Pressures from governments around the world to limit emissions are forcing manufacturers to find new solutions to fuel their products. Rolls-Royce, the famous producer of aircraft engines, is testing new models that run on hydrogen. Hydrogen used as fuel has no emissions other than water, and its use in aircraft could dramatically reduce the industry’s carbon footprint. The question is, can hydrogen be used to power jets? The world is about to find out. Sylvia Pfeifer reports in the Financial Times:
Rolls-Royce plans to test whether hydrogen can safely power a small aircraft in ground trials using two of its engines as the UK engineering group steps up research into cutting-edge technologies.
The first trial will be carried out in the UK this year using one of its AE 2100 turboprop engines that powers civil and military aircraft, while the second will test the fuel on a Pearl 15, one of its business jet engines, in the US at a later date.
The move comes as the aviation industry is under pressure to curb harmful emissions. Air traffic volumes and emission levels have rebounded as passengers have returned to the skies following the lifting of Covid-19 travel restrictions.
Aviation consultancy IBA forecasts carbon emissions this year will be 36 per cent higher than 2021 and match pre-pandemic 2019 levels by 2023.
The trials, although not involving flying an aircraft, are part of a new hydrogen demonstration programme launched by Rolls-Royce after research showed there was market potential for hydrogen-powered aircraft.

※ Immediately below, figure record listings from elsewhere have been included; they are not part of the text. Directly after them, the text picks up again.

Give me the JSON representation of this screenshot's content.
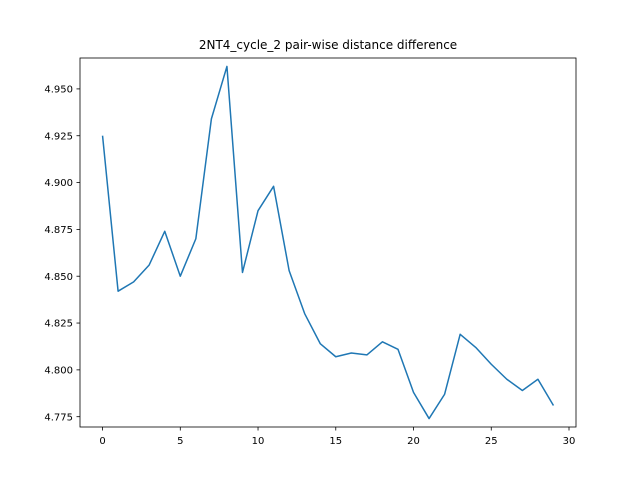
{
  "chart_data": {
    "type": "line",
    "title": "2NT4_cycle_2 pair-wise distance difference",
    "xlabel": "",
    "ylabel": "",
    "xlim": [
      -1.45,
      30.45
    ],
    "ylim": [
      4.7695,
      4.9665
    ],
    "x_ticks": [
      0,
      5,
      10,
      15,
      20,
      25,
      30
    ],
    "y_ticks": [
      4.775,
      4.8,
      4.825,
      4.85,
      4.875,
      4.9,
      4.925,
      4.95
    ],
    "grid": false,
    "series": [
      {
        "color": "#1f77b4",
        "x": [
          0,
          1,
          2,
          3,
          4,
          5,
          6,
          7,
          8,
          9,
          10,
          11,
          12,
          13,
          14,
          15,
          16,
          17,
          18,
          19,
          20,
          21,
          22,
          23,
          24,
          25,
          26,
          27,
          28,
          29
        ],
        "values": [
          4.925,
          4.842,
          4.847,
          4.856,
          4.874,
          4.85,
          4.87,
          4.934,
          4.962,
          4.852,
          4.885,
          4.898,
          4.853,
          4.83,
          4.814,
          4.807,
          4.809,
          4.808,
          4.815,
          4.811,
          4.788,
          4.774,
          4.787,
          4.819,
          4.812,
          4.803,
          4.795,
          4.789,
          4.795,
          4.781
        ]
      }
    ]
  }
}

The research was carried out in partnership with the Fly Zero team aiming to realise zero carbon emissions at the UK’s Aerospace Technology Institute, the body that allocates state funding for innovation in the sector.
The tests would “give us an early feel of some of the challenges of burning hydrogen”, said Alan Newby, director of Aerospace Technology and Future Programmes at Rolls-Royce. A decision on whether to conduct full flight tests will be taken in a year or two.